Monday, March 30, 2009

Week 2

Students in Digital II, you need to commit to an in depth project this week.... Run the idea by me by posting your idea to this blog and include an image, either of one of yours or one by someone else that illustrates the concept you will be working on....  Check the syllabus for a long list of ideas but you are not limited to those alone....

Photo I folks... Now begins the work of getting out there to shoot.... This week I am asking you to take a walk in a built environment... you home town or another.... Fill the frame with design and light... avoid including sky unless it is compelling and avoid photographing buildings that are far away.... move in close... look for light, and turn off your flash....  Here is the syllabus entry for this week....

Week 2

Introduction to Composition

We will learn to use line, mass, value (tone), contrast, color, and selection consciously in the creation of your images.

A big part of the photographer's art lies in one's ability to organize the visual chaos of the visible world. You learn to clarify, simplify and present your environment with intention and control.
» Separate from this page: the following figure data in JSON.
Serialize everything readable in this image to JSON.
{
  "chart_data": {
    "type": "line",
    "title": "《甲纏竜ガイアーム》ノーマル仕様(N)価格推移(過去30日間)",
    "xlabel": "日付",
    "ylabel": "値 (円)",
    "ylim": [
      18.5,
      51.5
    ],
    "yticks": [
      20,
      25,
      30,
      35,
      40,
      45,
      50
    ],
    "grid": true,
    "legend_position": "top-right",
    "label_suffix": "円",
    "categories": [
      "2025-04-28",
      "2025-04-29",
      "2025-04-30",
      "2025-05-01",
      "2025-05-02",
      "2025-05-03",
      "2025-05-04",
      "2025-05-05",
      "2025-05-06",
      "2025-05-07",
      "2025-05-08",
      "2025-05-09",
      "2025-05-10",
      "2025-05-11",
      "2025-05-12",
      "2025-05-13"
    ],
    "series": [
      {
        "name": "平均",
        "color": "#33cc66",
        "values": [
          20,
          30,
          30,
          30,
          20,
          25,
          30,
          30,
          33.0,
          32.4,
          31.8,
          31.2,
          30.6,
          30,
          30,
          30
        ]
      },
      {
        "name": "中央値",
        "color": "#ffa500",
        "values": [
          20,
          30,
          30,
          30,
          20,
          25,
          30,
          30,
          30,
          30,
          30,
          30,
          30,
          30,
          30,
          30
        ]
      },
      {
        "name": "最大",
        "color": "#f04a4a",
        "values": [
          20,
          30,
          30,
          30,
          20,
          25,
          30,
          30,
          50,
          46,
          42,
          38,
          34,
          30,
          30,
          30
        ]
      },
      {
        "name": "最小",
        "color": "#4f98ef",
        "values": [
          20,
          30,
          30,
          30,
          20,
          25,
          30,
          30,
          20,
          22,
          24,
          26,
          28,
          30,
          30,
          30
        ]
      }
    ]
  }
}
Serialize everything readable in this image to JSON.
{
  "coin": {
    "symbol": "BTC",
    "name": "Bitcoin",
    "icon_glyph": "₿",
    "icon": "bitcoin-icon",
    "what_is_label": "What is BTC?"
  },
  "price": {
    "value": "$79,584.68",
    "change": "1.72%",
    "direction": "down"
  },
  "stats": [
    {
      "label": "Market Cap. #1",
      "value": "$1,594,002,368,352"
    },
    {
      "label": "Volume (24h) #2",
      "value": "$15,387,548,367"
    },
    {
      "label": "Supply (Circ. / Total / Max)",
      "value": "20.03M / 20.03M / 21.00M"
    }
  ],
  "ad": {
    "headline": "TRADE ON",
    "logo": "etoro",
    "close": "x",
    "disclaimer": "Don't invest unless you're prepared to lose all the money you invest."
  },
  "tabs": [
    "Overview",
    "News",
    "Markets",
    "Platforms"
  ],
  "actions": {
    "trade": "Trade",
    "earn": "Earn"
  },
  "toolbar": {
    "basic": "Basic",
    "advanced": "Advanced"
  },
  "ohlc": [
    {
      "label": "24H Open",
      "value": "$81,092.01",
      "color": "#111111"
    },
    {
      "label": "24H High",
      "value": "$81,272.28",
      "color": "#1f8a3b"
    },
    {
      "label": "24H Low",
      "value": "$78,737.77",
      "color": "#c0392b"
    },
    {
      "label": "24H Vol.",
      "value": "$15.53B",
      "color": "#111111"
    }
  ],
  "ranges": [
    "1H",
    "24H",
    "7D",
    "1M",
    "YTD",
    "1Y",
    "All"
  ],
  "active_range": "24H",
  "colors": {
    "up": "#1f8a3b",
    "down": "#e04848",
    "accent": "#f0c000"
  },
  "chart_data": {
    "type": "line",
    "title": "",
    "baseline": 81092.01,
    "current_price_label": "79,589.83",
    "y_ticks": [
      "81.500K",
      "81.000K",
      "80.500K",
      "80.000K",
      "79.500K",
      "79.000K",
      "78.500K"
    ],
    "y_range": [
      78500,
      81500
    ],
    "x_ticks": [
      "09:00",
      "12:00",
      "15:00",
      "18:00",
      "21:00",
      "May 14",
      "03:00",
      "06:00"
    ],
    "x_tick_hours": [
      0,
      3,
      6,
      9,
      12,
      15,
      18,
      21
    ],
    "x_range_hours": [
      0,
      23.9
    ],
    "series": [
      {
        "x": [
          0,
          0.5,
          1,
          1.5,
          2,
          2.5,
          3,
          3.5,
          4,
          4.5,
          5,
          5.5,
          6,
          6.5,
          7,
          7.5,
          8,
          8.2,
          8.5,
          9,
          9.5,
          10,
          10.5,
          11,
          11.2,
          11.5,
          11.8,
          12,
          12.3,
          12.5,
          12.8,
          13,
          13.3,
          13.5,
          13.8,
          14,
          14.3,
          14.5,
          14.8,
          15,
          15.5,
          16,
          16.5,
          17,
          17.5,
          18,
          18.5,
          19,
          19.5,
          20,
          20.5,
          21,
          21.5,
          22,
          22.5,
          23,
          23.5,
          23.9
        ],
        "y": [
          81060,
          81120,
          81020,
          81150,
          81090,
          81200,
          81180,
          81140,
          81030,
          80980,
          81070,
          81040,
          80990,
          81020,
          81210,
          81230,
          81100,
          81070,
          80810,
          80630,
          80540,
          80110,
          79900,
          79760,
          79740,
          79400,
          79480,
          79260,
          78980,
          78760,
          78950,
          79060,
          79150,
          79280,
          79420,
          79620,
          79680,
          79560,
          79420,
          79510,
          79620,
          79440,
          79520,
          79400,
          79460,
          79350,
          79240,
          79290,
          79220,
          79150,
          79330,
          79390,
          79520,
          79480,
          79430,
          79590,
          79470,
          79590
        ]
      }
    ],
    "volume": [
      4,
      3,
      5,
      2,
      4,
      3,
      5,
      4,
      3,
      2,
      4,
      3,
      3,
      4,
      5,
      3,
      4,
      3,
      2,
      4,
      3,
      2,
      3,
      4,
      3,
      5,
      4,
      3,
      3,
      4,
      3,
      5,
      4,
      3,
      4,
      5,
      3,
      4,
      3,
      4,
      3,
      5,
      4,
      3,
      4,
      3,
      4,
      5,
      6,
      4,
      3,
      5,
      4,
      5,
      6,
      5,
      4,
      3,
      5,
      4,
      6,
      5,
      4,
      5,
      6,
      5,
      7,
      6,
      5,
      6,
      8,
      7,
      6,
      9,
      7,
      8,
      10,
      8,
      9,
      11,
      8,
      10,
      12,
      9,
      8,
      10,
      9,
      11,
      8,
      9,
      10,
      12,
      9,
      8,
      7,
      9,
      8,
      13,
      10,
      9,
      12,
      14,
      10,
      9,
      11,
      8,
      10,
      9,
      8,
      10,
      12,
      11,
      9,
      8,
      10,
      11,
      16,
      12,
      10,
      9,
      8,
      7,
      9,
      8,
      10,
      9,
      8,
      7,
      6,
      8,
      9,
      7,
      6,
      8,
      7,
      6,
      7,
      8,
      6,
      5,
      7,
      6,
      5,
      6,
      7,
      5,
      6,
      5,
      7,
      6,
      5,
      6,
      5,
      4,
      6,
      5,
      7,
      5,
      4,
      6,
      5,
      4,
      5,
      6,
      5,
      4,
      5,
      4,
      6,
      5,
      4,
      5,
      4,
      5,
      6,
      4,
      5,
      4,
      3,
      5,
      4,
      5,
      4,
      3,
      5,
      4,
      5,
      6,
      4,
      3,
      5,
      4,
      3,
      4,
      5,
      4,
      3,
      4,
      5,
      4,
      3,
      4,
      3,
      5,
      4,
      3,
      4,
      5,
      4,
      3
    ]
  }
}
Here, we will learn to go way beyond "taking pictures", accepting whatever "comes out of the camera", and move to "making photographs" through your careful looking at your subject before shooting.

Reflect on the concept of selection and looking at the edge of the frame to consciously decide what to include and not incude in your image. Appreciate light and form and how that is central to your work for this class.

Look at the work of Edward Weston. Consider this image:

Edward Weston used his 8"x10" camera to photograph this small green bell pepper set in a simple wooden bowel by window light. Notice how he moved in, and filled the frame with the form of the pepper. The simple elegance and direct presentation of the pepper has transformed it from a mere description of an ingredient in tonight's dinner to an image that is transcendent.

Read Photography—Not Pictorial, Edward Weston, Camera Craft, Vol. 37, No. 7, pp. 313-20, 1930

Browse through Weston's other natural forms.

Assignment: Downtown

Photograph shapes, reflections, light and pattern in an urban or town environment paying particular attention to the shapes you select in the frame and the quality of light on the subject.

Avoid being far away or showing a whole building. Always shoot with natural light. Never use flash in this class... get in close, fill the frame.

Read about Paul Strand.... His work in New York City in the early 20th Century defined how photographers could use new ideas of modernism championed in painting to great effect.

Read The Art Motive in Photography, Paul Strand, The British Journal of Photography, Vol.70, pp. 612-15, 1923

Browse through my portfolio of images from my "Connecticut Towns" project, particularly Stonington and Noank

You may work in black and white. Picasa3 makes it easy to convert and tone your images. Adjust the tones using Picasa's advanced editing tools.Submit your best two images on the class blog and post 6-10 or more to your fotothing album. (Links in academic expectations below).